ということを思い出してほたるが赤面しそうになっていると、ノエがほたるの手を取った。
「こういうこと」
ほたるの手を自分の顔の方に持っていき、軽く口を開ける。そして更にほたるの手を自分の方に引き寄せて、その指先に齧り付いた。
「……お腹空いてるの?」
「ふっ……」
ノエは困ったように笑ったが、ほたるにはまだよく分からなかった。軽く歯を当てられたということは、食欲的な意味で食うと言ったのだと表現しているのだろう。それは分かっても、死ぬ前に食うという話と結びつかない。

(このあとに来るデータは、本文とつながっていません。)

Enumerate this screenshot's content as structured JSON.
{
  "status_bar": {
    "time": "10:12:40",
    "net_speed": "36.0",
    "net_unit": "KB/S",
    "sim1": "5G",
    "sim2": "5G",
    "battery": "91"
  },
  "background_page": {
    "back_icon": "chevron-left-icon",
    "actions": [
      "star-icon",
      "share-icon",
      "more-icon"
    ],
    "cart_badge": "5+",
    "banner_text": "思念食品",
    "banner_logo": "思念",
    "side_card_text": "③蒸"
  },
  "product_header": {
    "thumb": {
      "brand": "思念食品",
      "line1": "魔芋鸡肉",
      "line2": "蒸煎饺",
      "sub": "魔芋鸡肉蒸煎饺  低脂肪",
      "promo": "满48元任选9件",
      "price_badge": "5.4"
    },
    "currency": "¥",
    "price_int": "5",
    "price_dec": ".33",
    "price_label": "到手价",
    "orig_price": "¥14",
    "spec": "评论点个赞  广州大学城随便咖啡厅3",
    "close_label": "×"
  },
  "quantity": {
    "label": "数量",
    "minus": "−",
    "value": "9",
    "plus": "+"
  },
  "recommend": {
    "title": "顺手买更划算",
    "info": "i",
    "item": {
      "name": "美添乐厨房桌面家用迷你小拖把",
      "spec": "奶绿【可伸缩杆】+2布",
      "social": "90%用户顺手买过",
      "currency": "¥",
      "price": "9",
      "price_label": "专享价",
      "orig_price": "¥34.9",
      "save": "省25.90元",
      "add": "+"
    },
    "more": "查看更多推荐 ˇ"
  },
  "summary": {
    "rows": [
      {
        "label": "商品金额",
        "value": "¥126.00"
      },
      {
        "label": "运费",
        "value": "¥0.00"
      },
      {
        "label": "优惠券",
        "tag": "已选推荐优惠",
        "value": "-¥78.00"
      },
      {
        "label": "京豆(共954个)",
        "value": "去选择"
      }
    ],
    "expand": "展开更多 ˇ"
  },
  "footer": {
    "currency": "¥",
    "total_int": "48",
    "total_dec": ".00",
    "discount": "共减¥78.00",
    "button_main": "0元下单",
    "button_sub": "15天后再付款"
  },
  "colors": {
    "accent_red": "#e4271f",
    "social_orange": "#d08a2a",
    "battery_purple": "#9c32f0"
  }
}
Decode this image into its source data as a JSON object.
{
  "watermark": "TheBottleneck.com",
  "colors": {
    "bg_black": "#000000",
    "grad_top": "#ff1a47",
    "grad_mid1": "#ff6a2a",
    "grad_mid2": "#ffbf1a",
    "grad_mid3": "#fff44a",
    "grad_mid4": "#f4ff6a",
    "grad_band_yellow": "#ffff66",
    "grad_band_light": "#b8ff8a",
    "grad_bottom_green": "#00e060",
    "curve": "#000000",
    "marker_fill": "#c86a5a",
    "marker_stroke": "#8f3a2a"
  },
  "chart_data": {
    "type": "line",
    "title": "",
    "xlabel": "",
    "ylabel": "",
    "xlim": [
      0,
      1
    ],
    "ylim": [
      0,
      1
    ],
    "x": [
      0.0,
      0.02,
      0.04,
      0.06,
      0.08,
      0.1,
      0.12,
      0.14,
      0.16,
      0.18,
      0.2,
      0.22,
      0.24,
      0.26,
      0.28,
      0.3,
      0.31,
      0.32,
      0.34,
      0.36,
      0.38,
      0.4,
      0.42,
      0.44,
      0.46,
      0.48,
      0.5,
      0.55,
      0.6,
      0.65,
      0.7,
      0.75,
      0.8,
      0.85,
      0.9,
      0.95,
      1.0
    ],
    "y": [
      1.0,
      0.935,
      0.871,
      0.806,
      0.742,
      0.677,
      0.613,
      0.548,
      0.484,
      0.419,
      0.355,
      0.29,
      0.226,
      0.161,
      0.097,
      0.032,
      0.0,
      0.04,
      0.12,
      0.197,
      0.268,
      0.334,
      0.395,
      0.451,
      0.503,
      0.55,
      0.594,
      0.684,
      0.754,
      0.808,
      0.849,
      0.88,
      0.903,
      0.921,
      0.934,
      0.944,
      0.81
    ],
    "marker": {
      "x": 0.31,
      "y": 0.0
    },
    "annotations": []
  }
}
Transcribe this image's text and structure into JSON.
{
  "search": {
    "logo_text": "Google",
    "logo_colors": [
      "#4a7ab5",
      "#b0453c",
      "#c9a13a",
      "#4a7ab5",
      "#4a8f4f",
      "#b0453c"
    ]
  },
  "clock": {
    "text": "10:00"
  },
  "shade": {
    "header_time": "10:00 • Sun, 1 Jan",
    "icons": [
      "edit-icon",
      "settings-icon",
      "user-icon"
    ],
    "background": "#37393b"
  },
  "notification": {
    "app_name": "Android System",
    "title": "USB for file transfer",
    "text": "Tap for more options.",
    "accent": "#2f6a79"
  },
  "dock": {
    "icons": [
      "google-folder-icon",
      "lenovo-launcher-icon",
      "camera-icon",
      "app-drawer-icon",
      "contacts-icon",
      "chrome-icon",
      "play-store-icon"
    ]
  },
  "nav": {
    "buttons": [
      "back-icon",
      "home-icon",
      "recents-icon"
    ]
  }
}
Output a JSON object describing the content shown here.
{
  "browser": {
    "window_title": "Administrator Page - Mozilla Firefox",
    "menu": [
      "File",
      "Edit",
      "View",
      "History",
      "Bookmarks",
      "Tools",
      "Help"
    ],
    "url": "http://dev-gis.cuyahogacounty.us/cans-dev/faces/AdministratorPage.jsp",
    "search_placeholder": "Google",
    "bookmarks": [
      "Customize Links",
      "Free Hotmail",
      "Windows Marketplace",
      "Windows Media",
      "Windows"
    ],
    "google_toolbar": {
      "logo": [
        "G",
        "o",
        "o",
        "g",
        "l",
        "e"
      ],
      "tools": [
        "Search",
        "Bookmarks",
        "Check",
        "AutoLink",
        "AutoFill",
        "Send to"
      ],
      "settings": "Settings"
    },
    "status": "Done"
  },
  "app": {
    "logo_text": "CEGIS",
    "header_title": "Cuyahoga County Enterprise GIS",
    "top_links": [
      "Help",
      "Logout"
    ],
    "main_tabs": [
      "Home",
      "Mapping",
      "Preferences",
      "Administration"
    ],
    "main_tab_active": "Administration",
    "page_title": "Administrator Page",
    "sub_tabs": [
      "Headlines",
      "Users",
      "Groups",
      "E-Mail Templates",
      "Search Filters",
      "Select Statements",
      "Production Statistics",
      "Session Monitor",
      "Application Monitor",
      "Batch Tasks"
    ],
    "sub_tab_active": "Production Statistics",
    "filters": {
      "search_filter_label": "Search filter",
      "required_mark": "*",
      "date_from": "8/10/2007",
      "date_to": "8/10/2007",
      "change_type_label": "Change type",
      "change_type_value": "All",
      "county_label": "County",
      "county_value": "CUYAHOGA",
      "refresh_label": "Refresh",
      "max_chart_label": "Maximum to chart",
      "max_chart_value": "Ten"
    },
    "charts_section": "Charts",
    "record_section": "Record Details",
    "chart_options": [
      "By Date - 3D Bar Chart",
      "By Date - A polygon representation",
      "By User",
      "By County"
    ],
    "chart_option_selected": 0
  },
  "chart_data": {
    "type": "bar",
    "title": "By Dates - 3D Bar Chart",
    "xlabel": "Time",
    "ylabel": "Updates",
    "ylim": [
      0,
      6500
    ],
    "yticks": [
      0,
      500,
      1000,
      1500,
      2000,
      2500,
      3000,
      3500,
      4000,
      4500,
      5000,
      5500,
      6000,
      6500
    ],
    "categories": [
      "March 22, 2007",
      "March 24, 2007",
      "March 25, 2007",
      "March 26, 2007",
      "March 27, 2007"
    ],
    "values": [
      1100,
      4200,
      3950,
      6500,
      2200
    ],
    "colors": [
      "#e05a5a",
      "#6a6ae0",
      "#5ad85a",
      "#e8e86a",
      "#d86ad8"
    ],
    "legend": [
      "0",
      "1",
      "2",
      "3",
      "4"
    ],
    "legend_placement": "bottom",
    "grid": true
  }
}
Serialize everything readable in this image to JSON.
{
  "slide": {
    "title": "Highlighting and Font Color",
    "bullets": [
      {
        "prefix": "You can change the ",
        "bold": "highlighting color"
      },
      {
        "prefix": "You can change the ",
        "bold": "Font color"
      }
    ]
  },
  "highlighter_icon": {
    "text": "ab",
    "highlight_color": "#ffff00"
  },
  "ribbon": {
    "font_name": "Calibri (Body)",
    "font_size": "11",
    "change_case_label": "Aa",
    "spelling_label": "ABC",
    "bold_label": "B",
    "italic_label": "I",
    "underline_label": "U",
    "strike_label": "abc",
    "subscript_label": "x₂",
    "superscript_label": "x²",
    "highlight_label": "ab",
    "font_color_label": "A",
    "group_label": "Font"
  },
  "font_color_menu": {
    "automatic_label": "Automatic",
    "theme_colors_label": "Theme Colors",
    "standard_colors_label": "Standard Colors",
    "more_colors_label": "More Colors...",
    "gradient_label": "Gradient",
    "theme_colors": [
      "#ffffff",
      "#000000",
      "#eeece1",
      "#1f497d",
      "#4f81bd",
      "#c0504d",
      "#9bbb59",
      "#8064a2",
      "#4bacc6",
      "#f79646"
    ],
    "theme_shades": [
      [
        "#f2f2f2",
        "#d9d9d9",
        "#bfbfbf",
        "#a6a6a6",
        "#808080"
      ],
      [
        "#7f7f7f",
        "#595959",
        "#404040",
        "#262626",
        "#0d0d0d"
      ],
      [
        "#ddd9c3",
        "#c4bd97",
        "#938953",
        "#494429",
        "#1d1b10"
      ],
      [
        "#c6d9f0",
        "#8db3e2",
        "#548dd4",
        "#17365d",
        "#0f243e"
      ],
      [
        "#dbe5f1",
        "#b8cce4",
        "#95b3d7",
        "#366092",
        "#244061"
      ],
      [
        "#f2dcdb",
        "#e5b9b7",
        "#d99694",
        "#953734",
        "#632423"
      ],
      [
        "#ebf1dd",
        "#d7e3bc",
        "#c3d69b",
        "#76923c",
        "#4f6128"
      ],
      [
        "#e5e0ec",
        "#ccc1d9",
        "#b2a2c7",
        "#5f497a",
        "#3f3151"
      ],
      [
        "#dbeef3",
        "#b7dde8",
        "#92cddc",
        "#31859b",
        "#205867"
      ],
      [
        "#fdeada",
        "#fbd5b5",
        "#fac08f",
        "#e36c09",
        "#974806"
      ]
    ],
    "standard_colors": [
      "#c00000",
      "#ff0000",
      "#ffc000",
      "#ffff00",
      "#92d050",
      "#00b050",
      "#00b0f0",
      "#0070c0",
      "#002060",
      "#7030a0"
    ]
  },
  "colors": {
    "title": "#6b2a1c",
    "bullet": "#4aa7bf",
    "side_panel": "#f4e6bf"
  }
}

だからずっとほたるは難しい顔をしていたのだが、それを見たノエはぎこちなく笑みを作った。
「全部腹に収めちゃえばどこにも行かないでしょ」
「………………あっ、そういう」
たっぷり時間をかけて理解して、ほたるがなるほど、と頷く。するとノエは今度こそはっきりと苦笑して、「すんごい間」と困ったように吐息を漏らした。
「理解に時間がかかった。手を食べるふりしたけど、要は血を全部飲むってことでしょ?」
「いや、可能なら肉も骨も全部」
「……お腹壊しちゃうよ?」
「ははっ」
楽しそうに笑い、すぐにその勢いを静める。